Pathophysiology and biochemistry of dyskinesia: clues for the development of non-dopaminergic treatments.

Abstract

Levodopa-induced dyskinesia is a major therapeutic problem in the long-term treatment of Parkinson's disease. The development of dyskinesia is dependent on the extent of nigral denervation but can be induced through both D-1 and D-2 dopamine receptors. Short-acting dopamine agonists producing pulsatile receptor stimulation are more likely to induce dyskinesia than long-acting drugs that produce continuous receptor stimulation. However, there are no consistent changes in dopamine receptors which explain the occurrence of dyskinesia. Rather, dyskinesia may originate from an imbalance between the major striatal output pathways.
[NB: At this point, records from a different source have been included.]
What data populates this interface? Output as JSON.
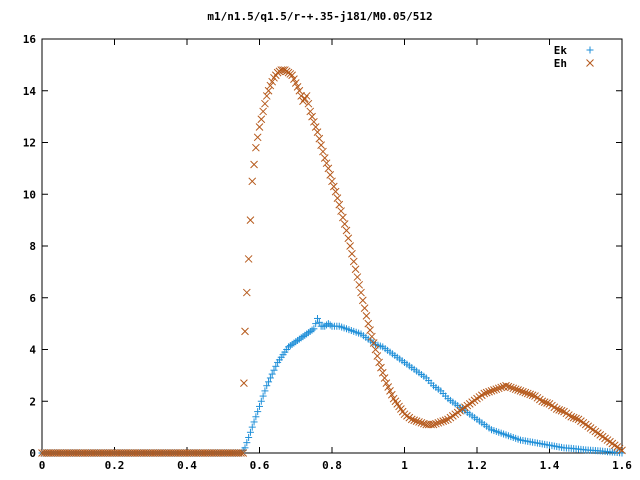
{
  "chart_data": {
    "type": "scatter",
    "title": "m1/n1.5/q1.5/r-+.35-j181/M0.05/512",
    "xlabel": "",
    "ylabel": "",
    "xlim": [
      0,
      1.6
    ],
    "ylim": [
      0,
      16
    ],
    "x_ticks": [
      "0",
      "0.2",
      "0.4",
      "0.6",
      "0.8",
      "1",
      "1.2",
      "1.4",
      "1.6"
    ],
    "y_ticks": [
      "0",
      "2",
      "4",
      "6",
      "8",
      "10",
      "12",
      "14",
      "16"
    ],
    "grid": false,
    "legend_position": "top-right",
    "series": [
      {
        "name": "Ek",
        "marker": "plus",
        "color": "#1f8fd8",
        "points": [
          [
            0.0,
            0.0
          ],
          [
            0.05,
            0.0
          ],
          [
            0.1,
            0.0
          ],
          [
            0.15,
            0.0
          ],
          [
            0.2,
            0.0
          ],
          [
            0.25,
            0.0
          ],
          [
            0.3,
            0.0
          ],
          [
            0.35,
            0.0
          ],
          [
            0.4,
            0.0
          ],
          [
            0.45,
            0.0
          ],
          [
            0.5,
            0.0
          ],
          [
            0.55,
            0.0
          ],
          [
            0.56,
            0.2
          ],
          [
            0.57,
            0.6
          ],
          [
            0.58,
            1.0
          ],
          [
            0.59,
            1.4
          ],
          [
            0.6,
            1.8
          ],
          [
            0.61,
            2.2
          ],
          [
            0.62,
            2.6
          ],
          [
            0.63,
            2.9
          ],
          [
            0.64,
            3.2
          ],
          [
            0.65,
            3.5
          ],
          [
            0.66,
            3.7
          ],
          [
            0.67,
            3.9
          ],
          [
            0.68,
            4.1
          ],
          [
            0.69,
            4.2
          ],
          [
            0.7,
            4.3
          ],
          [
            0.71,
            4.4
          ],
          [
            0.72,
            4.5
          ],
          [
            0.73,
            4.6
          ],
          [
            0.74,
            4.7
          ],
          [
            0.75,
            4.8
          ],
          [
            0.76,
            5.2
          ],
          [
            0.77,
            4.9
          ],
          [
            0.78,
            4.9
          ],
          [
            0.79,
            5.0
          ],
          [
            0.8,
            4.9
          ],
          [
            0.82,
            4.9
          ],
          [
            0.84,
            4.8
          ],
          [
            0.86,
            4.7
          ],
          [
            0.88,
            4.6
          ],
          [
            0.9,
            4.4
          ],
          [
            0.92,
            4.2
          ],
          [
            0.94,
            4.1
          ],
          [
            0.96,
            3.9
          ],
          [
            0.98,
            3.7
          ],
          [
            1.0,
            3.5
          ],
          [
            1.02,
            3.3
          ],
          [
            1.04,
            3.1
          ],
          [
            1.06,
            2.9
          ],
          [
            1.08,
            2.6
          ],
          [
            1.1,
            2.4
          ],
          [
            1.12,
            2.1
          ],
          [
            1.14,
            1.9
          ],
          [
            1.16,
            1.7
          ],
          [
            1.18,
            1.5
          ],
          [
            1.2,
            1.3
          ],
          [
            1.22,
            1.1
          ],
          [
            1.24,
            0.9
          ],
          [
            1.26,
            0.8
          ],
          [
            1.28,
            0.7
          ],
          [
            1.3,
            0.6
          ],
          [
            1.32,
            0.5
          ],
          [
            1.34,
            0.45
          ],
          [
            1.36,
            0.4
          ],
          [
            1.38,
            0.35
          ],
          [
            1.4,
            0.3
          ],
          [
            1.42,
            0.25
          ],
          [
            1.44,
            0.2
          ],
          [
            1.46,
            0.18
          ],
          [
            1.48,
            0.15
          ],
          [
            1.5,
            0.12
          ],
          [
            1.52,
            0.1
          ],
          [
            1.54,
            0.08
          ],
          [
            1.56,
            0.05
          ],
          [
            1.58,
            0.03
          ],
          [
            1.6,
            0.0
          ]
        ]
      },
      {
        "name": "Eh",
        "marker": "cross",
        "color": "#b5581a",
        "points": [
          [
            0.0,
            0.0
          ],
          [
            0.05,
            0.0
          ],
          [
            0.1,
            0.0
          ],
          [
            0.15,
            0.0
          ],
          [
            0.2,
            0.0
          ],
          [
            0.25,
            0.0
          ],
          [
            0.3,
            0.0
          ],
          [
            0.35,
            0.0
          ],
          [
            0.4,
            0.0
          ],
          [
            0.45,
            0.0
          ],
          [
            0.5,
            0.0
          ],
          [
            0.555,
            0.0
          ],
          [
            0.557,
            2.7
          ],
          [
            0.56,
            4.7
          ],
          [
            0.565,
            6.2
          ],
          [
            0.57,
            7.5
          ],
          [
            0.575,
            9.0
          ],
          [
            0.58,
            10.5
          ],
          [
            0.59,
            11.8
          ],
          [
            0.6,
            12.6
          ],
          [
            0.61,
            13.2
          ],
          [
            0.62,
            13.8
          ],
          [
            0.63,
            14.2
          ],
          [
            0.64,
            14.5
          ],
          [
            0.65,
            14.7
          ],
          [
            0.66,
            14.8
          ],
          [
            0.67,
            14.8
          ],
          [
            0.68,
            14.7
          ],
          [
            0.69,
            14.6
          ],
          [
            0.7,
            14.3
          ],
          [
            0.71,
            14.0
          ],
          [
            0.72,
            13.6
          ],
          [
            0.73,
            13.8
          ],
          [
            0.74,
            13.2
          ],
          [
            0.75,
            12.8
          ],
          [
            0.76,
            12.4
          ],
          [
            0.77,
            11.9
          ],
          [
            0.78,
            11.4
          ],
          [
            0.79,
            11.0
          ],
          [
            0.8,
            10.5
          ],
          [
            0.81,
            10.1
          ],
          [
            0.82,
            9.6
          ],
          [
            0.83,
            9.1
          ],
          [
            0.84,
            8.6
          ],
          [
            0.85,
            8.0
          ],
          [
            0.86,
            7.4
          ],
          [
            0.87,
            6.8
          ],
          [
            0.88,
            6.2
          ],
          [
            0.89,
            5.6
          ],
          [
            0.9,
            5.0
          ],
          [
            0.91,
            4.5
          ],
          [
            0.92,
            4.0
          ],
          [
            0.93,
            3.5
          ],
          [
            0.94,
            3.1
          ],
          [
            0.95,
            2.7
          ],
          [
            0.96,
            2.4
          ],
          [
            0.97,
            2.1
          ],
          [
            0.98,
            1.9
          ],
          [
            0.99,
            1.7
          ],
          [
            1.0,
            1.5
          ],
          [
            1.02,
            1.3
          ],
          [
            1.04,
            1.2
          ],
          [
            1.06,
            1.1
          ],
          [
            1.08,
            1.1
          ],
          [
            1.1,
            1.2
          ],
          [
            1.12,
            1.3
          ],
          [
            1.14,
            1.5
          ],
          [
            1.16,
            1.7
          ],
          [
            1.18,
            1.9
          ],
          [
            1.2,
            2.1
          ],
          [
            1.22,
            2.3
          ],
          [
            1.24,
            2.4
          ],
          [
            1.26,
            2.5
          ],
          [
            1.28,
            2.6
          ],
          [
            1.3,
            2.5
          ],
          [
            1.32,
            2.4
          ],
          [
            1.34,
            2.3
          ],
          [
            1.36,
            2.2
          ],
          [
            1.38,
            2.0
          ],
          [
            1.4,
            1.9
          ],
          [
            1.42,
            1.7
          ],
          [
            1.44,
            1.6
          ],
          [
            1.46,
            1.4
          ],
          [
            1.48,
            1.3
          ],
          [
            1.5,
            1.1
          ],
          [
            1.52,
            0.9
          ],
          [
            1.54,
            0.7
          ],
          [
            1.56,
            0.5
          ],
          [
            1.58,
            0.3
          ],
          [
            1.6,
            0.1
          ]
        ]
      }
    ]
  }
}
Indeed, levodopa and dopamine agonist drugs show a differential ability to alter striatal output as judged by mRNA for colocalised neuropeptides. The involvement of striatal output pathways raises the possibility of utilising a range of non-dopaminergic receptors within the striatum and in output nuclei as targets for novel drug therapies which may be antiparkinsonian without eliciting dyskinesia. For example, the A2a adenosine antagonist KW6002 reverses motor deficits in primates treated with MPTP (1-methyl-4-phenyl-1,2,3,6-tetrahydropyridine) without provoking an established dyskinesia. Similarly, manipulation of muscarinic cholinergic receptors in the striatum can alter the intensity and components of dyskinesia. Neurotrophic therapies diminish dyskinesia since glial cell line-derived neurotrophic factor (GDNF) produces a decrease in motor disability in MPTP-treated primates associated with a reduced intensity of levodopa-induced dyskinesia. The mechanisms underlying the manifestations and the priming process for dyskinesia remain unknown, but non-dopaminergic approaches to therapy may provide an effective way of preventing, or limiting, the expression of involuntary movements in Parkinson's disease.